Over the past 4 months, our team worked with The Pittsburgh Foundation to design the future of responsible philanthropy and how we can leverage the emotions with which donors donate and make them donate more rationally. We started out with a broad problem statement and have successfully been able to narrow our focus.
Research allowed us to get where we are today and through a variety of user research methods, we explored the problem space, identified and investigated our key stakeholders, and uncovered many valuable insights. The most important of those insights include: collaboration leads to responsible giving, personal connection drives meaningful donations, desire for immediate and tangible impact leads to impulse donations, and donors cherish their personal contact with TPF.
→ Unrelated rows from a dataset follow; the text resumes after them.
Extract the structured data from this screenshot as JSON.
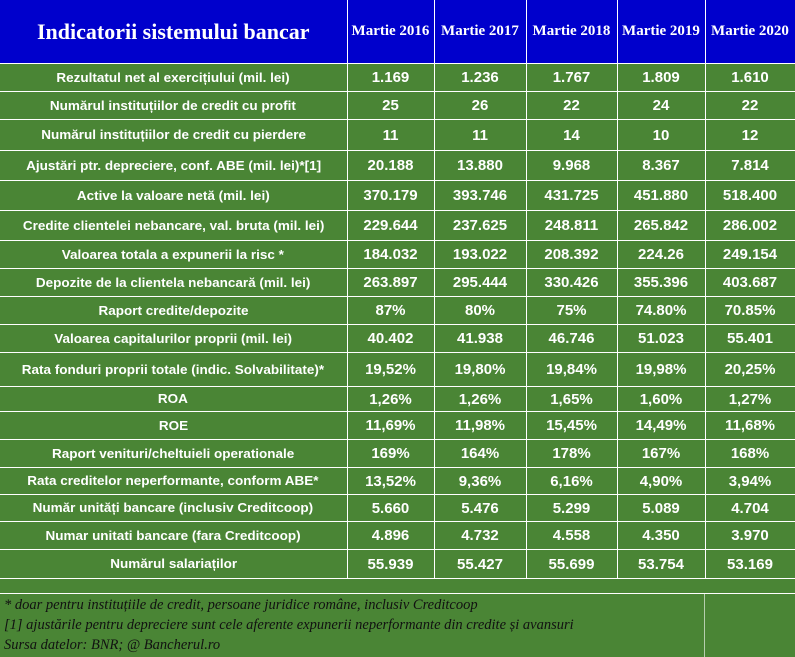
{
  "header": {
    "title": "Indicatorii sistemului bancar",
    "years": [
      "Martie 2016",
      "Martie 2017",
      "Martie 2018",
      "Martie 2019",
      "Martie 2020"
    ]
  },
  "rows": [
    {
      "label": "Rezultatul net al exercițiului (mil. lei)",
      "values": [
        "1.169",
        "1.236",
        "1.767",
        "1.809",
        "1.610"
      ]
    },
    {
      "label": "Numărul instituțiilor de credit cu profit",
      "values": [
        "25",
        "26",
        "22",
        "24",
        "22"
      ]
    },
    {
      "label": "Numărul instituțiilor de credit cu pierdere",
      "values": [
        "11",
        "11",
        "14",
        "10",
        "12"
      ]
    },
    {
      "label": "Ajustări ptr. depreciere, conf. ABE (mil. lei)*[1]",
      "values": [
        "20.188",
        "13.880",
        "9.968",
        "8.367",
        "7.814"
      ]
    },
    {
      "label": "Active la valoare netă (mil. lei)",
      "values": [
        "370.179",
        "393.746",
        "431.725",
        "451.880",
        "518.400"
      ]
    },
    {
      "label": "Credite clientelei nebancare, val. bruta (mil. lei)",
      "values": [
        "229.644",
        "237.625",
        "248.811",
        "265.842",
        "286.002"
      ]
    },
    {
      "label": "Valoarea totala a expunerii la risc *",
      "values": [
        "184.032",
        "193.022",
        "208.392",
        "224.26",
        "249.154"
      ]
    },
    {
      "label": "Depozite de la clientela nebancară (mil. lei)",
      "values": [
        "263.897",
        "295.444",
        "330.426",
        "355.396",
        "403.687"
      ]
    },
    {
      "label": "Raport credite/depozite",
      "values": [
        "87%",
        "80%",
        "75%",
        "74.80%",
        "70.85%"
      ]
    },
    {
      "label": "Valoarea capitalurilor proprii  (mil. lei)",
      "values": [
        "40.402",
        "41.938",
        "46.746",
        "51.023",
        "55.401"
      ]
    },
    {
      "label": "Rata fonduri proprii totale (indic. Solvabilitate)*",
      "values": [
        "19,52%",
        "19,80%",
        "19,84%",
        "19,98%",
        "20,25%"
      ]
    },
    {
      "label": "ROA",
      "values": [
        "1,26%",
        "1,26%",
        "1,65%",
        "1,60%",
        "1,27%"
      ]
    },
    {
      "label": "ROE",
      "values": [
        "11,69%",
        "11,98%",
        "15,45%",
        "14,49%",
        "11,68%"
      ]
    },
    {
      "label": "Raport venituri/cheltuieli operationale",
      "values": [
        "169%",
        "164%",
        "178%",
        "167%",
        "168%"
      ]
    },
    {
      "label": "Rata creditelor neperformante, conform ABE*",
      "values": [
        "13,52%",
        "9,36%",
        "6,16%",
        "4,90%",
        "3,94%"
      ]
    },
    {
      "label": "Număr unități bancare (inclusiv Creditcoop)",
      "values": [
        "5.660",
        "5.476",
        "5.299",
        "5.089",
        "4.704"
      ]
    },
    {
      "label": "Numar unitati bancare (fara Creditcoop)",
      "values": [
        "4.896",
        "4.732",
        "4.558",
        "4.350",
        "3.970"
      ]
    },
    {
      "label": "Numărul salariaților",
      "values": [
        "55.939",
        "55.427",
        "55.699",
        "53.754",
        "53.169"
      ]
    }
  ],
  "footnotes": [
    "* doar pentru instituțiile de credit, persoane juridice române, inclusiv Creditcoop",
    "[1]  ajustările pentru depreciere sunt cele aferente expunerii neperformante din credite și avansuri",
    "Sursa datelor: BNR; @ Bancherul.ro"
  ],
  "colors": {
    "header_bg": "#0000cc",
    "body_bg": "#4a8535",
    "text": "#ffffff"
  }
}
Moving forward into our Summer semester, we will be conceptualising, prototyping, and designing a new internal tool to support the behind-the-scenes processes of capturing and retrieving donor information data.
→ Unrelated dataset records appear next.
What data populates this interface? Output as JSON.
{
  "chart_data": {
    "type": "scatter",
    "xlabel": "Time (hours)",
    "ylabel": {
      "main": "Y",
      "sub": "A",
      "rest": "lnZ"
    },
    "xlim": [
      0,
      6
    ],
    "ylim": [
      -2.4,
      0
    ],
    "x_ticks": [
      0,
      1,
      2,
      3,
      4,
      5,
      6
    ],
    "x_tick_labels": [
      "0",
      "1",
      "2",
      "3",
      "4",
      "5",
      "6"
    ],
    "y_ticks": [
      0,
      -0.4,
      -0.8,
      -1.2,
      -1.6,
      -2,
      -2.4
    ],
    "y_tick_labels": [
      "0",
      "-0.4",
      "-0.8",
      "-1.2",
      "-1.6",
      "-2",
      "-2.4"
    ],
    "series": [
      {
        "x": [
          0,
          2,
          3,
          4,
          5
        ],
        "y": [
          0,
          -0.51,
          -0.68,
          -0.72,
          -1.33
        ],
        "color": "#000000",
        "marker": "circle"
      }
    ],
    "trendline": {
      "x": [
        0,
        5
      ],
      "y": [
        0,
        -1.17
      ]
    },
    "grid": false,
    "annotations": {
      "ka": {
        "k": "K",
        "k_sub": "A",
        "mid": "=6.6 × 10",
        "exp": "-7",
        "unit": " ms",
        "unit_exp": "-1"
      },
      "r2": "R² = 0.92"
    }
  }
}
Our design will aim to augment TPF’s already strong personal services, by helping TPF capture more nuanced data, seamlessly pull that data, and strategically use that data. Thus our design will ultimately be helping TPF help the community, by engaging in responsible philanthropy behind the scenes.
By focusing on driving efficiency with an internal tool, our goal is to bolster the compassionate work that TPF does by enabling them to continue serving this diverse set of donors while being as specific as possible for each individual donor.